Backfilling data and partitions - looking for best practice/advice
Hello,
We have a table partitioned by date and a group partitioned by calendar_hierarchy_day.
We often have a backfilling exercise, which obviously inserts records into old and large partitions which then causes a mergeout.
How can I avoid that ? The date used is not updated, so it's only new (but old) records.
Queries use this date as a filter so on one side it's a good candidate for partitioning.
Also increasing activepartitioncount isn't appropriate since it's common to backdate many years, often up to 30 years, including all years from that point.
Best Answer
-
marcothesane - Select Field - Administrator
Assume that the table is hierarchically partitioned by day for the last 3 months, month for the past year, and year from then onwards, and the table is
sales.f_sales
. Assume that the new records are really new, so no updates required. And all new records refer to the year 2021. And the new records sit in a landing-zone tablelanding.f_sales
. And the driving column for the element of time issales_dt
.Step 1: create a staging table like the base table, and partitioned the same way:
CREATE TABLE sales.f_sales_stg LIKE sales.f_sales INCLUDING PROJECTIONS;
Step 2 : Create a year partition for the year affected by the change in one transaction. That should create one ROS container, with all 365 partition keys of 2021 combined.

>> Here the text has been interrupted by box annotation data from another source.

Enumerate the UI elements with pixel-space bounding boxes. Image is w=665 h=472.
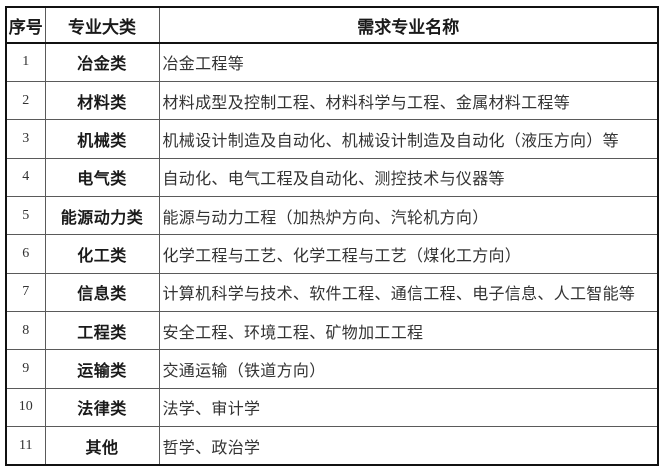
majors-cell: 机械设计制造及自动化、机械设计制造及自动化（液压方向）等 (158, 119, 659, 159)
table-row: 10 法律类 法学、审计学 (5, 387, 659, 428)
table-body: 1 冶金类 冶金工程等 2 材料类 材料成型及控制工程、材料科学与工程、金属材料工程等 3 机… (5, 42, 659, 466)
category-cell: 电气类 (44, 157, 160, 197)
index-cell: 2 (5, 80, 46, 121)
table-row: 8 工程类 安全工程、环境工程、矿物加工工程 (5, 311, 659, 351)
index-cell: 6 (5, 234, 46, 274)
table-row: 2 材料类 材料成型及控制工程、材料科学与工程、金属材料工程等 (5, 80, 659, 121)
majors-demand-table: 序号 专业大类 需求专业名称 1 冶金类 冶金工程等 2 材料类 材料成型及控制工程、材料… (5, 6, 659, 466)
index-cell: 9 (5, 349, 46, 389)
index-cell: 7 (5, 272, 46, 313)
index-cell: 3 (5, 119, 46, 159)
category-cell: 运输类 (44, 349, 160, 389)
majors-cell: 安全工程、环境工程、矿物加工工程 (158, 311, 659, 351)
index-cell: 4 (5, 157, 46, 197)
header-category: 专业大类 (44, 6, 160, 44)
category-cell: 机械类 (44, 119, 160, 159)
category-cell: 其他 (44, 426, 160, 466)
category-cell: 化工类 (44, 234, 160, 274)
category-cell: 能源动力类 (44, 195, 160, 236)
table-row: 7 信息类 计算机科学与技术、软件工程、通信工程、电子信息、人工智能等 (5, 272, 659, 313)
index-cell: 5 (5, 195, 46, 236)
table-row: 11 其他 哲学、政治学 (5, 426, 659, 466)
header-majors: 需求专业名称 (158, 6, 659, 44)
index-cell: 10 (5, 387, 46, 428)
category-cell: 信息类 (44, 272, 160, 313)
table-row: 1 冶金类 冶金工程等 (5, 42, 659, 82)
table-row: 6 化工类 化学工程与工艺、化学工程与工艺（煤化工方向） (5, 234, 659, 274)
majors-cell: 自动化、电气工程及自动化、测控技术与仪器等 (158, 157, 659, 197)
majors-cell: 法学、审计学 (158, 387, 659, 428)
header-index: 序号 (5, 6, 46, 44)
majors-cell: 哲学、政治学 (158, 426, 659, 466)
majors-cell: 能源与动力工程（加热炉方向、汽轮机方向） (158, 195, 659, 236)
majors-cell: 交通运输（铁道方向） (158, 349, 659, 389)
majors-cell: 冶金工程等 (158, 42, 659, 82)
category-cell: 材料类 (44, 80, 160, 121)
table-header: 序号 专业大类 需求专业名称 (5, 6, 659, 44)
majors-cell: 化学工程与工艺、化学工程与工艺（煤化工方向） (158, 234, 659, 274)
index-cell: 11 (5, 426, 46, 466)
table-row: 4 电气类 自动化、电气工程及自动化、测控技术与仪器等 (5, 157, 659, 197)
header-row: 序号 专业大类 需求专业名称 (5, 6, 659, 44)
majors-cell: 计算机科学与技术、软件工程、通信工程、电子信息、人工智能等 (158, 272, 659, 313)
category-cell: 冶金类 (44, 42, 160, 82)
table-row: 5 能源动力类 能源与动力工程（加热炉方向、汽轮机方向） (5, 195, 659, 236)
table-row: 9 运输类 交通运输（铁道方向） (5, 349, 659, 389)
majors-cell: 材料成型及控制工程、材料科学与工程、金属材料工程等 (158, 80, 659, 121)
index-cell: 8 (5, 311, 46, 351)
category-cell: 工程类 (44, 311, 160, 351)
index-cell: 1 (5, 42, 46, 82)
category-cell: 法律类 (44, 387, 160, 428)
table-row: 3 机械类 机械设计制造及自动化、机械设计制造及自动化（液压方向）等 (5, 119, 659, 159)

INSERT INTO sales.f_sales_stg SELECT * FROM landing.f_sales UNION ALL SELECT * FROM sales.f_sales WHERE sales_dt BETWEEN DATE '2021-01-01' AND DATE '2021-12-31'
Step 3: Swap the right partitions between the staging table and the base table:
SELECT SWAP_PARTITIONS_BETWEEN_TABLES( 'sales.f_sales_stg' , '2021-01-01' , '2021-12-31' , 'sales.f_sales’ );
1
Answers
Thanks marcothesane. I will give that a try. It does imply there's only 1 writer process, to avoid data getting lost between steps 2 and 3.